A fierce contest is emerging for the United States broadcast rights to the 2030 and 2034 FIFA World Cups, with leading streaming platforms and traditional media companies preparing to challenge Fox Corp’s long-standing position.
According to a CNBC report, Netflix, The Walt Disney Company and Alphabet-owned YouTube are among the companies exploring bids for the highly sought-after football rights, as FIFA prepares to begin discussions with prospective media partners over the next three months.
Industry sources cited in the report said media executives are budgeting between US$1.5 billion and US$2 billion for each tournament, reflecting a significant increase in the value of the competition’s US media rights.
FIFA is also expected to reshape the bidding process by offering the English- and Spanish-language rights as a single combined package. The move is widely seen as an effort to maximise value, although it could limit the number of potential bidders.
Comcast-owned NBCUniversal is reportedly unlikely to compete at the expected price level as it assesses its financial position following the planned spin-off of parts of its business.

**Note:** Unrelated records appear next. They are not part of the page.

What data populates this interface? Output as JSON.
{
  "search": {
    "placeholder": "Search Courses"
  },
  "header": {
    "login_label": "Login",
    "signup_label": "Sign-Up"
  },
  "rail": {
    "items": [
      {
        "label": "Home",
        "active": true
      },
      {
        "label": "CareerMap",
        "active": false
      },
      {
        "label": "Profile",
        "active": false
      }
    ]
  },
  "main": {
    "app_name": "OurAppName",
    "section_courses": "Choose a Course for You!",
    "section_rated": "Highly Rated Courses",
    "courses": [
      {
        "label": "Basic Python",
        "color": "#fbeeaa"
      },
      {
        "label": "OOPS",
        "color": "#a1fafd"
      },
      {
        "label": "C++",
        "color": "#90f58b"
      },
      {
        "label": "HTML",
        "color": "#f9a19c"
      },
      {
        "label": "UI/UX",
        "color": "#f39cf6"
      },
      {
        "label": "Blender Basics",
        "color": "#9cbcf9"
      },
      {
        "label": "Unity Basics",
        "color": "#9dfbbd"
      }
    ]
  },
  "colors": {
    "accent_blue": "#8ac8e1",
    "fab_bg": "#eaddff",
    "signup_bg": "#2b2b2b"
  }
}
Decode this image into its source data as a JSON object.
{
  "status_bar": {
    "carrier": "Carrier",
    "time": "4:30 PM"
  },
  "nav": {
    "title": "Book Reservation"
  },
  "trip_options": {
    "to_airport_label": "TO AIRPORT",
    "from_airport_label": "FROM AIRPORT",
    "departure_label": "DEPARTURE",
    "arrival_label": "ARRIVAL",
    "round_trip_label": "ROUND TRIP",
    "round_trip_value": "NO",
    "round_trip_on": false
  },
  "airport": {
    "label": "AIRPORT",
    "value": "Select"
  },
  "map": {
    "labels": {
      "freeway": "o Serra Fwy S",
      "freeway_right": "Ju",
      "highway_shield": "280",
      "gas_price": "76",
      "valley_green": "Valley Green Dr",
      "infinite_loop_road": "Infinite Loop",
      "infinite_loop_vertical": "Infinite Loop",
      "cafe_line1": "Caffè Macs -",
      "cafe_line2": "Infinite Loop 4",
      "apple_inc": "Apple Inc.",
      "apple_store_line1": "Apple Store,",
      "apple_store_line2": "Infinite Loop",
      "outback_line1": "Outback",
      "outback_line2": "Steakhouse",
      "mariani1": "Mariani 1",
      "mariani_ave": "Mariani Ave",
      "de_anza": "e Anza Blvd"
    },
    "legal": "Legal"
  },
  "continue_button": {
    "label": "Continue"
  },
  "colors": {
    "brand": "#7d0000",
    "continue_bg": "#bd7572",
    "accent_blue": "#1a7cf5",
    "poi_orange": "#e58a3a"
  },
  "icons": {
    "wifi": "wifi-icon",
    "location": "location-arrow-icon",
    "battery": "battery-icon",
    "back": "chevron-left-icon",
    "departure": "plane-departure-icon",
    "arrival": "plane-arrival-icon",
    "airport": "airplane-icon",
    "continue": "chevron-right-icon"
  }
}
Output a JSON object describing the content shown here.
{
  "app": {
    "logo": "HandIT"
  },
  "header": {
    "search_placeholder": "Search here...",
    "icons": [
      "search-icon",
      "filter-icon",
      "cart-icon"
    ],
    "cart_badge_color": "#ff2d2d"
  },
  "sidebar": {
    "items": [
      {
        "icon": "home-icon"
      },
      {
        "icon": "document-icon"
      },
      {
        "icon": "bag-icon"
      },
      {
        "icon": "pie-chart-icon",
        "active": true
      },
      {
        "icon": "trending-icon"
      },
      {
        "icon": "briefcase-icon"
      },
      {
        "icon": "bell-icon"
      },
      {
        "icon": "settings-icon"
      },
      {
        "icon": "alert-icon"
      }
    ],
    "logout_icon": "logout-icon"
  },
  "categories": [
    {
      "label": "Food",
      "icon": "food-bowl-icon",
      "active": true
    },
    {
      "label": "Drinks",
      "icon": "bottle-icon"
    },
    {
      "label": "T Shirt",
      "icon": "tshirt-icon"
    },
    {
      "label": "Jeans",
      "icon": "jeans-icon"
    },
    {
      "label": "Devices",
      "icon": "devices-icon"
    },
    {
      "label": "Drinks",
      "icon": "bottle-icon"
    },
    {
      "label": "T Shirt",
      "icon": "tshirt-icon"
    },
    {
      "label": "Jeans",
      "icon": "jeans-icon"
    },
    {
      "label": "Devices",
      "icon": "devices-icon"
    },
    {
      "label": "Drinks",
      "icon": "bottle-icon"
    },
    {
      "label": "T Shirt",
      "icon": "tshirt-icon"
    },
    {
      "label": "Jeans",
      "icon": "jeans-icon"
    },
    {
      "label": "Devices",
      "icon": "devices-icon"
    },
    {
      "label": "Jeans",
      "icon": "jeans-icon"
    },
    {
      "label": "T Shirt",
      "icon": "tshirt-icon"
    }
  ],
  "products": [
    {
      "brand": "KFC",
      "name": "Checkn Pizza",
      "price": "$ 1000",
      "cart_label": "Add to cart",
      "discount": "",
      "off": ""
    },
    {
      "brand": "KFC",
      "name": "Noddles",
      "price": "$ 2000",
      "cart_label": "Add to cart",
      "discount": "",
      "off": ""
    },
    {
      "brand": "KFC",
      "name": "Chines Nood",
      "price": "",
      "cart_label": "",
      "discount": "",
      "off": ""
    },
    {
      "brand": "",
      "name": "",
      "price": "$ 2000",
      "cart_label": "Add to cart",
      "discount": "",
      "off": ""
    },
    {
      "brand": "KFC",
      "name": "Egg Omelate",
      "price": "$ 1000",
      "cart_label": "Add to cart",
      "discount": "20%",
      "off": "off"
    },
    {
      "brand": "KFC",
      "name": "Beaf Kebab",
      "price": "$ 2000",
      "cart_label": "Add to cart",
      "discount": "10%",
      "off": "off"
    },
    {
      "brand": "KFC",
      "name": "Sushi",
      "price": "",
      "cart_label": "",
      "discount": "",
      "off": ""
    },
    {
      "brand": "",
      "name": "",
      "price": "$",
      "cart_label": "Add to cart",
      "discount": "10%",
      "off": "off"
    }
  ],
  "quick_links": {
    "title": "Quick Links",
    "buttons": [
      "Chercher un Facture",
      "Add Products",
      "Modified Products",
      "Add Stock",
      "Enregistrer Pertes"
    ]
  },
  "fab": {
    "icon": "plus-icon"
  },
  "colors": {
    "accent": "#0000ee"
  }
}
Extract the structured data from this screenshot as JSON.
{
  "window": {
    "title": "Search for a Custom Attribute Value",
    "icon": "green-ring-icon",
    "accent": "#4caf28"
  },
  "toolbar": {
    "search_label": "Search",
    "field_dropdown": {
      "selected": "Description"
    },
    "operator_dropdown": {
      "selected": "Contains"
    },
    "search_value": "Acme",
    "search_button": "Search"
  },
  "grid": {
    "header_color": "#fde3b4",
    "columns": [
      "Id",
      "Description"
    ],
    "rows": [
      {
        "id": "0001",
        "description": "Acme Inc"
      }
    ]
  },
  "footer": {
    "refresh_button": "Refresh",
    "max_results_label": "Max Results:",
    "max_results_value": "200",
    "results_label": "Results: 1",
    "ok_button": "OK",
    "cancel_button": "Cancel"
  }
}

The expected price tag comes despite concerns over less favourable viewing times for US audiences during the 2030 and 2034 tournaments, which will be staged across North Africa, Europe and Saudi Arabia.
Nevertheless, the report suggested that technology companies such as Amazon and Apple could still enter the bidding process, leveraging their financial strength and streaming capabilities rather than relying on conventional television broadcasting models.
For streaming platforms, securing FIFA World Cup rights is viewed as a major opportunity to attract new subscribers, strengthen viewer engagement and expand advertising revenues.
However, investors remain cautious about the substantial financial commitment required.
Shares in Netflix, Disney and Alphabet were little changed following the report, with markets appearing to adopt a wait-and-see approach as analysts assess whether the sizeable investment could generate sufficient long-term returns through subscriptions and advertising.